The King Conservation District (KCD) in Renton, Wash., has long worked with landowners on forest stewardship planning. Recently, within the past three years, KCD has expanded its work to cover wildfire resiliency and preparedness.
When word spread that KCD covered wildfire resiliency and preparedness, many landowners began requesting the district’s services. The increase in public interest led to contacts with homeowners’ associations and other small communities who had wildfire concerns and green space that the members were responsible for.
“There were no resources for [these small communities] beyond having to hire a contractor,” KCD Program Manager for Urban and Rural Forest Stewardship Mike Lasecki said. “So, we saw the most impact on the ground with working with those communities. We identified this need in the local county to provide this service at the community scale.”
The expansion in services also required increasing staff capacity. Matt Axe joined KCD in June as the full-time wildfire and forest resiliency coordinator assigned to conduct community wildfire risk assessments, as well as meet with individual landowners and small community forest landowners for stewardship planning.
“He hit the ground running,” Lasecki said. “Right now, seasonally, the wildfire resiliency and preparedness is taking up most of his time, but he’s also working on a stewardship plan for a community we had been in contact with prior to his starting.”
Axe will be working with communities to implement wildfire risk reduction projects, which could be as simple as clearing out dead brush, understory or stacks of downed tree limbs.
Axe has also conducted presentations to communities, which is the first step when KCD identifies or hears of a community wanting a risk assessment and/or forest stewardship planning.

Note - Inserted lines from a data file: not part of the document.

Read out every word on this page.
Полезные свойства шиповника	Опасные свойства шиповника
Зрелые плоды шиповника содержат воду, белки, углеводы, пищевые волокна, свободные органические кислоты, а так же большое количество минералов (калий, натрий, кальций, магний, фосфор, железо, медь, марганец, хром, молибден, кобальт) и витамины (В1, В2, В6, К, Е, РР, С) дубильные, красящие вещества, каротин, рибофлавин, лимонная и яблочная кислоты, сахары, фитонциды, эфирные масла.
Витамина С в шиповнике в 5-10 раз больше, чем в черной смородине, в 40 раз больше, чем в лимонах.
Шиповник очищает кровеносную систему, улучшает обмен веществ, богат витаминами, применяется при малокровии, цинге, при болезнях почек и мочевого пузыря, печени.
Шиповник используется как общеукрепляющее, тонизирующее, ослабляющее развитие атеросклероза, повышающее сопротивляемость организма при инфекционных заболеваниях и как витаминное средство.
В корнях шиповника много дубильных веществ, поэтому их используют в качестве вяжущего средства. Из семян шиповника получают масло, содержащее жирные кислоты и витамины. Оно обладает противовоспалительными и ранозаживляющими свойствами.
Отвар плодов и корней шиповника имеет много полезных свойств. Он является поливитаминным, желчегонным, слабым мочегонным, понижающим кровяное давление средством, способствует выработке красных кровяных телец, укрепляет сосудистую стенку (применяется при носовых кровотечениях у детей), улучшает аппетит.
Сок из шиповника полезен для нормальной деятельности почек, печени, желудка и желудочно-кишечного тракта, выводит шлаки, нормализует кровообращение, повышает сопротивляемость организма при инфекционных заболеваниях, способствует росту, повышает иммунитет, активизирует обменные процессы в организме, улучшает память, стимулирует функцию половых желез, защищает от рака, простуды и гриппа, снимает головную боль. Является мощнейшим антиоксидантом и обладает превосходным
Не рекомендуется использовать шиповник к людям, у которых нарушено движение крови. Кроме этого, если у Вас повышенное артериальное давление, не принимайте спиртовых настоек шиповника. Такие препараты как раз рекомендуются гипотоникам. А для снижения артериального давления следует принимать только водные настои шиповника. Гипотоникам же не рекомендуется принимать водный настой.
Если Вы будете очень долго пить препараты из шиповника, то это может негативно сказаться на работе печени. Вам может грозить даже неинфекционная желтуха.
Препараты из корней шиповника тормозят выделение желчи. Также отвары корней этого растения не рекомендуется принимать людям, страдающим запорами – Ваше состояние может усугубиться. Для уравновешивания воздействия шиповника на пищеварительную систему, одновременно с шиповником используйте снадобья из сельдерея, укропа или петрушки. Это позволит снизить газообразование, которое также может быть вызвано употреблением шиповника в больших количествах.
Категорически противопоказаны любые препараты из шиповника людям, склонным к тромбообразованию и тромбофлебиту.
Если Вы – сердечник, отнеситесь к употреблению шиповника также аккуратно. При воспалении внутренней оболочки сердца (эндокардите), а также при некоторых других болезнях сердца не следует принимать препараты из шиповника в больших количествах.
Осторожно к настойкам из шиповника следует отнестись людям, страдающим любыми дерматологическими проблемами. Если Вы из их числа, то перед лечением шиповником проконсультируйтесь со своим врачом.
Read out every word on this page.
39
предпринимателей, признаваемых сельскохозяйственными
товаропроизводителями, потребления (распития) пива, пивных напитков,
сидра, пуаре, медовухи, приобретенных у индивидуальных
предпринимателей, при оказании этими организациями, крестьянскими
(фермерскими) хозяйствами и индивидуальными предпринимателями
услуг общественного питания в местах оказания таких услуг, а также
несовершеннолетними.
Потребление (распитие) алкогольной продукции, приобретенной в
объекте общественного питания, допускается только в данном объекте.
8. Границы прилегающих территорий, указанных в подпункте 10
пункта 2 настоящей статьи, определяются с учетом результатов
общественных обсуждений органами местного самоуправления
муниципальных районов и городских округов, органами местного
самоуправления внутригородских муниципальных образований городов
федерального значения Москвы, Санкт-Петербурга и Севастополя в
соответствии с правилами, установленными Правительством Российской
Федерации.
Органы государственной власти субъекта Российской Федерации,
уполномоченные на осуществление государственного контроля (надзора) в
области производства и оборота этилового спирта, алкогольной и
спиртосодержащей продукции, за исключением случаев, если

The district travels to the community, provides information, listens to their concerns, addresses questions, and works in partnership with local, county and state officials like the Washington Department of Natural Resources, local first responders and the fire district and the county’s forestry program.
“We meet people where they’re at,” Lasecki said. “One of the benefits of us being able to come out is we know you’re going to keep that tree, so here’s what you need to do in order to do so, and still reduce the risk. We’re here to help.”
KCD is also working on cost-share initiatives for individuals and communities, assisting in planning chipper days and/or other events where the landowners and contractor would benefit in combining the services needed into a multiple-property effort.
“[Axe] has given us that single point-of-contact for our landowners and communities. So far, it’s been a great success,” Lasecki said.